Travellers' Checks | Van Lear Black, the man who proved the potential for long-haul passenger flights
When he landed in Hong Kong, on a stopover from London to Tokyo in 1930, he was said to be the world’s most widely travelled air passenger
Van Lear Black was said to be the world’s most widely travelled air passenger when he landed in Hong Kong on March 20, 1930. His custom-furnished, three-engine Fokker F.VII was reportedly the largest plane ever to have visited what was then called Kai Tack Aerodrome, and the local press were out in force to welcome him. After a brief chat, Black “dressed in a grey suit and wearing kid gloves” left his two pilots to do the talking and “proceeded to his rooms at the Peninsula Hotel”.

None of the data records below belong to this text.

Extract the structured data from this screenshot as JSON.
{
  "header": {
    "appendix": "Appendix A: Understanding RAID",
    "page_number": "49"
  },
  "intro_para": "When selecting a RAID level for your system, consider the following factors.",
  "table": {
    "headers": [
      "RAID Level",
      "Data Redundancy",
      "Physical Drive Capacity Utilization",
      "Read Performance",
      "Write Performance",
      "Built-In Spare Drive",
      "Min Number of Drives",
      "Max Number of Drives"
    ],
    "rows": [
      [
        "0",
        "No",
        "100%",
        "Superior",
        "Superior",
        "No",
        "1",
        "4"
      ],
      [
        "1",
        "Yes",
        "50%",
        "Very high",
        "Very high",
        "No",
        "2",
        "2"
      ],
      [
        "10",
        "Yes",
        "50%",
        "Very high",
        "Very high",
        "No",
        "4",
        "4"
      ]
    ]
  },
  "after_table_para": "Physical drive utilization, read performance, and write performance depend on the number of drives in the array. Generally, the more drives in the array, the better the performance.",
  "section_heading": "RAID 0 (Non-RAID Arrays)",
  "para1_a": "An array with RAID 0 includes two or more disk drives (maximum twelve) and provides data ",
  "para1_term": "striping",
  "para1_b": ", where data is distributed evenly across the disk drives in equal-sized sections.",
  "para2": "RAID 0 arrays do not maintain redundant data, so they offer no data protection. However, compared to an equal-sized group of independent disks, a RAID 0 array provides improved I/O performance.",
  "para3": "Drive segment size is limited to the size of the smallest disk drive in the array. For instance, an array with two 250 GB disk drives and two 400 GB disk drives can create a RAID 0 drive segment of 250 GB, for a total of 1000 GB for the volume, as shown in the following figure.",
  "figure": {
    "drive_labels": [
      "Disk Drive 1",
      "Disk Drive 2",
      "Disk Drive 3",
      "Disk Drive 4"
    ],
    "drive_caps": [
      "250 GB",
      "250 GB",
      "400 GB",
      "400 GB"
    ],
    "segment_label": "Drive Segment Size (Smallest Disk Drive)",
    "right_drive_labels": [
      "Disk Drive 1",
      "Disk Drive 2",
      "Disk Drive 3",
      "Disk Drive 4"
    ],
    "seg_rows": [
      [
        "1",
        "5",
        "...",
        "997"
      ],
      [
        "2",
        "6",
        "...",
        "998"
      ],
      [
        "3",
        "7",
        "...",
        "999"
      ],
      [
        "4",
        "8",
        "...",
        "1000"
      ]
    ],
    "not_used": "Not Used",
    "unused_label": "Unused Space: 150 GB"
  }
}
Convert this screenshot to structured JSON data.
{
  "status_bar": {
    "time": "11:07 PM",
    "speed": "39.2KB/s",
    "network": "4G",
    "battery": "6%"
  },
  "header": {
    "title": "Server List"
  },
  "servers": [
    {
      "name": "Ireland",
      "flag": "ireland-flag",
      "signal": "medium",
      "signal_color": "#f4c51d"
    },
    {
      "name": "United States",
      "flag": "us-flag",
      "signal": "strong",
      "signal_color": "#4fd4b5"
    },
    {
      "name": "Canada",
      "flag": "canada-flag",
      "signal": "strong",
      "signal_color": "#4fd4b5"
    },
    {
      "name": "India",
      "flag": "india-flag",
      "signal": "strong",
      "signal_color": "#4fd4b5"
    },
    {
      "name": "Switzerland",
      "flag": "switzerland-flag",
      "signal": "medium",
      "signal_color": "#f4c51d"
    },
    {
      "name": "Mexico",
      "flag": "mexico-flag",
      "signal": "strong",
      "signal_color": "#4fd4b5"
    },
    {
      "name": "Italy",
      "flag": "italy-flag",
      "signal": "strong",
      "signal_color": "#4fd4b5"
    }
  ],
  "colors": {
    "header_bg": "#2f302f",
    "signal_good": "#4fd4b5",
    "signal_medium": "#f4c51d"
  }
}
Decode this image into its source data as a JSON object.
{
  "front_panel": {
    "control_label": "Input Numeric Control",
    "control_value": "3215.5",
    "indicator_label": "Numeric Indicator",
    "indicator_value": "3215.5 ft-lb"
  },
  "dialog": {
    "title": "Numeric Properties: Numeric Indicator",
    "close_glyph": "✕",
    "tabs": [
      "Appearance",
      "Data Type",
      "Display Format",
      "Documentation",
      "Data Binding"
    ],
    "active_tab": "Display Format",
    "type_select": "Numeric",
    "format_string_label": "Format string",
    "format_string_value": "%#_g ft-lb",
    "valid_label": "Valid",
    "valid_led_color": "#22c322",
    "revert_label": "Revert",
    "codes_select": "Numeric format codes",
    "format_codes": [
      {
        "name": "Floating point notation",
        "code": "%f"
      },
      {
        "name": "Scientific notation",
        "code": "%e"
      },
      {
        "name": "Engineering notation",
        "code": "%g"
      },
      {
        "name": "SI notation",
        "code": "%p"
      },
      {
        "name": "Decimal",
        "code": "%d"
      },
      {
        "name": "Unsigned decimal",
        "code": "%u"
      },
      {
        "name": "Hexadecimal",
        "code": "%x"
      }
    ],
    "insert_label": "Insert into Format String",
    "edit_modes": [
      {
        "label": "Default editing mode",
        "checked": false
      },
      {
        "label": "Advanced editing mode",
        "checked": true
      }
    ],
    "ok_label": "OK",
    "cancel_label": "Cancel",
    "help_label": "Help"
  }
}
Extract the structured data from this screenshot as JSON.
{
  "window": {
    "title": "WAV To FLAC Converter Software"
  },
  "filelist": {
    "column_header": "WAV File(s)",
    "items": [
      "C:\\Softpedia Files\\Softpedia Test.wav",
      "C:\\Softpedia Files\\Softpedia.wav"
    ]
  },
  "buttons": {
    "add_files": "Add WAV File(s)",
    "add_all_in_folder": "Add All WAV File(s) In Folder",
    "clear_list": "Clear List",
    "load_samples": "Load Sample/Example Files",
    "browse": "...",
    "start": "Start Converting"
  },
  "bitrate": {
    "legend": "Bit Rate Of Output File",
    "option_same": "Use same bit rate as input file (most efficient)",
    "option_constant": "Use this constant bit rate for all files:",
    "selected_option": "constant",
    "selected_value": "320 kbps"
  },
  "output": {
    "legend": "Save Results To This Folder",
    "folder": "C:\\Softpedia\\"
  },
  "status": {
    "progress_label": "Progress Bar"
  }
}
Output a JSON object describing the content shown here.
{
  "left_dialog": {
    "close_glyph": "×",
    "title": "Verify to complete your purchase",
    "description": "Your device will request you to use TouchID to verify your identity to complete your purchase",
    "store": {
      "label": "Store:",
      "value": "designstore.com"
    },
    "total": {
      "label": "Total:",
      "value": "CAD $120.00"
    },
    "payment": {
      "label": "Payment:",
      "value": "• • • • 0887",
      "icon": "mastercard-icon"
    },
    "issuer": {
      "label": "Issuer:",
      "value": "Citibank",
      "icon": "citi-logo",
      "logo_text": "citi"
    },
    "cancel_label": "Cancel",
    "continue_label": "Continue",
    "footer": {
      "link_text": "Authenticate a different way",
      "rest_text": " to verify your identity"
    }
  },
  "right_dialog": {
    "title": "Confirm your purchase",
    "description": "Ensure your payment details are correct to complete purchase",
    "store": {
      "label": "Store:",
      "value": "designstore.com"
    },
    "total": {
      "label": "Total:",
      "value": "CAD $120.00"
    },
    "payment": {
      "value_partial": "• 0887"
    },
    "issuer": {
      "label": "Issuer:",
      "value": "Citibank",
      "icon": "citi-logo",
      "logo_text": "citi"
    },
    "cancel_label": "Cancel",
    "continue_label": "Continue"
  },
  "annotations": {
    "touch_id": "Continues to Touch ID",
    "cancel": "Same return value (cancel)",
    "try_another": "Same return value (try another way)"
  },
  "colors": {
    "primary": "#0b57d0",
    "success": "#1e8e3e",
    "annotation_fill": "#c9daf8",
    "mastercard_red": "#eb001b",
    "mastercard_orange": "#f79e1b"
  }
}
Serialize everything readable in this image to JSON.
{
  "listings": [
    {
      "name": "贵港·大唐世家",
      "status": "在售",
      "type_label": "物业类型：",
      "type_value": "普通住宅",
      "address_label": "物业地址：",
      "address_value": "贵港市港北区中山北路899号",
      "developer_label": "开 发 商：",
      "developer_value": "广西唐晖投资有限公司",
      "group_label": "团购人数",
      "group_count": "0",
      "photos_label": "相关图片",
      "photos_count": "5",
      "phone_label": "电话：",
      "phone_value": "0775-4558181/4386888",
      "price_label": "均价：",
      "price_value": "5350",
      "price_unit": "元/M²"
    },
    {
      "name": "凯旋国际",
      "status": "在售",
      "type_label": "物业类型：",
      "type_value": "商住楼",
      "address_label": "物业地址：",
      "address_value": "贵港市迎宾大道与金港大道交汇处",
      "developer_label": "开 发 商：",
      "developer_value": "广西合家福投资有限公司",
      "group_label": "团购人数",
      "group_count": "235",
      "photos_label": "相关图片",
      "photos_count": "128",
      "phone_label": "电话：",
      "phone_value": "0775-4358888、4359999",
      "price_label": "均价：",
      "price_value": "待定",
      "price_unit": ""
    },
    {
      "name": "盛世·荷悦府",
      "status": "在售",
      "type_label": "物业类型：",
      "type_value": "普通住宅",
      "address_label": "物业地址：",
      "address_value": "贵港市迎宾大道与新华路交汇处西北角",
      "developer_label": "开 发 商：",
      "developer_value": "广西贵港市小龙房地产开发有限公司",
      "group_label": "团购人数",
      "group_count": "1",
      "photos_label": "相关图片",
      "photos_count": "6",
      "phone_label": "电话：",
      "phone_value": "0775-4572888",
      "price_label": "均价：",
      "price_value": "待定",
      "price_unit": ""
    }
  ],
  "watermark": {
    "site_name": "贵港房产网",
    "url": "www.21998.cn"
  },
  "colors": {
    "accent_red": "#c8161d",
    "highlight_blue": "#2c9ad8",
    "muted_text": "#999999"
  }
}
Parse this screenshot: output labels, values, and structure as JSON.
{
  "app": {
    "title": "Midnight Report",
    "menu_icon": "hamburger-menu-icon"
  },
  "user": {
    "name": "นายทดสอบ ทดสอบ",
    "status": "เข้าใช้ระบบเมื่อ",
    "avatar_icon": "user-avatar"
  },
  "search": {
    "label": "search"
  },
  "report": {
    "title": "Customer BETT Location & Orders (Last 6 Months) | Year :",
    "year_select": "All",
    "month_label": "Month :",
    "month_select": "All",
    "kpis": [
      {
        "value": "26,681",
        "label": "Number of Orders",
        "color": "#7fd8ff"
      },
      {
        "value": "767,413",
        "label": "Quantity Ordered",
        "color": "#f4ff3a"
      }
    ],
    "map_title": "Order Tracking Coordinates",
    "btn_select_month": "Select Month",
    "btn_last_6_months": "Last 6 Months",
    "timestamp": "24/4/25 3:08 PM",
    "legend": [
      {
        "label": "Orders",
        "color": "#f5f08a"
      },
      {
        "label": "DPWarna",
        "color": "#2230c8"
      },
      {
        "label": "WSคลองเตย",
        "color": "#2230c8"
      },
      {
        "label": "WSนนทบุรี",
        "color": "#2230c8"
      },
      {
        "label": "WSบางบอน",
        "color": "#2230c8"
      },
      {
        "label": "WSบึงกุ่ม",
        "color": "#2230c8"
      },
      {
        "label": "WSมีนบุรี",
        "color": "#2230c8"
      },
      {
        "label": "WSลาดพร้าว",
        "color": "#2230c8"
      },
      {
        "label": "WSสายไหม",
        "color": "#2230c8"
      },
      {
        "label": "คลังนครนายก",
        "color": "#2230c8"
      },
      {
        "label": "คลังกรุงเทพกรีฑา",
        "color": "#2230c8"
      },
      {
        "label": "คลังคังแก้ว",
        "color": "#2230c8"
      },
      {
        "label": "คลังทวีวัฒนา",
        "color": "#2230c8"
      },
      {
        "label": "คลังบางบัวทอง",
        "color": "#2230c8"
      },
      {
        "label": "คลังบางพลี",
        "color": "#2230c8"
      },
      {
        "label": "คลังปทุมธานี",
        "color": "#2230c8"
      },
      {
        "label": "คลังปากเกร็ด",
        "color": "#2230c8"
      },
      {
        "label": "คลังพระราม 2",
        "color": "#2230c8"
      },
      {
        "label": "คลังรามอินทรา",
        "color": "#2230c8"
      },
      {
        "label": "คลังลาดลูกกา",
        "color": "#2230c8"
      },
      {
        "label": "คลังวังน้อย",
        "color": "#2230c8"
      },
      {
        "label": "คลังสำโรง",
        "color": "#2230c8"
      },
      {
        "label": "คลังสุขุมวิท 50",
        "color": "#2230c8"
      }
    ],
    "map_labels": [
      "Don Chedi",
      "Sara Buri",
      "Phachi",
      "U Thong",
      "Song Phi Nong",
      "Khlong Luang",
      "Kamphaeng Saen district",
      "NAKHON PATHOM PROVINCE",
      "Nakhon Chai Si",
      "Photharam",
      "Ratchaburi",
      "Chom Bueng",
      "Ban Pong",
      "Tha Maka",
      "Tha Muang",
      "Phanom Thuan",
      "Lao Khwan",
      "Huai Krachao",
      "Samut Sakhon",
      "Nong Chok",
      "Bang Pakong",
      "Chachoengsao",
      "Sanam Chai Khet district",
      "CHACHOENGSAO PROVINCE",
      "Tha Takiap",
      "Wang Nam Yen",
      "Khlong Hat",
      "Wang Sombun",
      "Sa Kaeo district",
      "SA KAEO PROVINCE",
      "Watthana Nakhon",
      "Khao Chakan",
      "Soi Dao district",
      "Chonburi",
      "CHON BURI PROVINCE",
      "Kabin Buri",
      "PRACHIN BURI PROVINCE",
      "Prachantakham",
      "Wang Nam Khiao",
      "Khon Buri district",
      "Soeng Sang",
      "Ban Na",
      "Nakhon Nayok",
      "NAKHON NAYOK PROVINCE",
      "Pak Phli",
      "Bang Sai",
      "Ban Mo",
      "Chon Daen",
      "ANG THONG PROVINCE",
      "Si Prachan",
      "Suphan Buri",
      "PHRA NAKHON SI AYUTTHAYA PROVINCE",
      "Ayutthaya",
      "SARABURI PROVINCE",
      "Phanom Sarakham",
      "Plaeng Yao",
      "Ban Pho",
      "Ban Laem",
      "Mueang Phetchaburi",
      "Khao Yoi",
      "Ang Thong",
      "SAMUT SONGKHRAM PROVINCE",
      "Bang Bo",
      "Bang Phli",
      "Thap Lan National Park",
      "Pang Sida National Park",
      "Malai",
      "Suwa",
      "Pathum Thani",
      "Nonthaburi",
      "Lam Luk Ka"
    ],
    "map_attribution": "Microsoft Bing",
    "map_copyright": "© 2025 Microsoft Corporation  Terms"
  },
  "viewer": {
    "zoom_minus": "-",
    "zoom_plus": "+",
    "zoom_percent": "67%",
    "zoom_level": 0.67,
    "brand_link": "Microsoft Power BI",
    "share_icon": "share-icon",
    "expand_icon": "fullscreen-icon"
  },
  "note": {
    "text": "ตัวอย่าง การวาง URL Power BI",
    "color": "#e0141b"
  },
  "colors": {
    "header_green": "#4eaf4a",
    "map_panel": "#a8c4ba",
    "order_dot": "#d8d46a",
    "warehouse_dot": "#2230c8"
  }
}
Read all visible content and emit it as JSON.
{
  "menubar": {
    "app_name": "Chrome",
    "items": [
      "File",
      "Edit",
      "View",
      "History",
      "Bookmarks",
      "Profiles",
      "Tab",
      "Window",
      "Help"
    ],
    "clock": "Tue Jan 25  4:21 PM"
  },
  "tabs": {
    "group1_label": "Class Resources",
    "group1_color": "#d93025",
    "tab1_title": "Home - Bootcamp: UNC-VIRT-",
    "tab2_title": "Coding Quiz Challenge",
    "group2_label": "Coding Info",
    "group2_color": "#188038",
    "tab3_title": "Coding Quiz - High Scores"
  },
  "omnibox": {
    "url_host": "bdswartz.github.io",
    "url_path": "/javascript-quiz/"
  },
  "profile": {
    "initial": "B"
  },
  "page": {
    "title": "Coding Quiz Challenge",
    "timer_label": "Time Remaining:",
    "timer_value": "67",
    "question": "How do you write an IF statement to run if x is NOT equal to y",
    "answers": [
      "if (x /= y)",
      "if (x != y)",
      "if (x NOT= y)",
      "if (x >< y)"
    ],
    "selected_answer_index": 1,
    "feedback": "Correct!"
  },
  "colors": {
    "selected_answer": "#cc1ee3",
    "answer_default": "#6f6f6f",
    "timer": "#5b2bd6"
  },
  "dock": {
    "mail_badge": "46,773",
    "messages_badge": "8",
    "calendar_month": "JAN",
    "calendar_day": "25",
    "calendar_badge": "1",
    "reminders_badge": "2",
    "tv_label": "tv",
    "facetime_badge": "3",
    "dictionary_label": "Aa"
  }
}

The arrival in Hong Kong of a private air passenger was quite something in 1930, for as The Hongkong Telegraph wistfully declared, “the privilege and excitement of a long pleasure trip in an aeroplane does not fall to the lot of everybody”.
Known as the “flying millionaire”, the retired American businessman and newspaper publisher had already been flown from Holland to Batavia (now Jakarta) and back in a single-engine Fokker F.VII, which he had chartered from the Dutch airline KLM. He then made a return trip from London to South Africa in a three-engine variant of the same aircraft – similar to that in which he had now arrived in Hong Kong. These were routes and distances that no commercial airline had yet flown and Black’s mission was in part, he was quoted as saying, to “show that it was possible to encircle the globe by air in safety”.
The Hong Kong stopover was part of a flight from London to Tokyo, via Europe, the Middle East, India, Southeast Asia and China, and he left for Shanghai on March 24, reaching Tokyo on April 7. Black, his pilots, his secretary and their dismantled aircraft then travelled to San Francisco by steamship, before flying to his home city, Baltimore.
Having helped prove the potential for long-haul commercial passenger flights, with more such ventures planned, the frequent flier fell from his private yacht off the New Jersey coast that August, aged 54. Four aeroplanes, several coastguard vessels and a 200-metre-long Zeppelin airship – the USS Los Angeles – were sent to search for him, but his body was never found.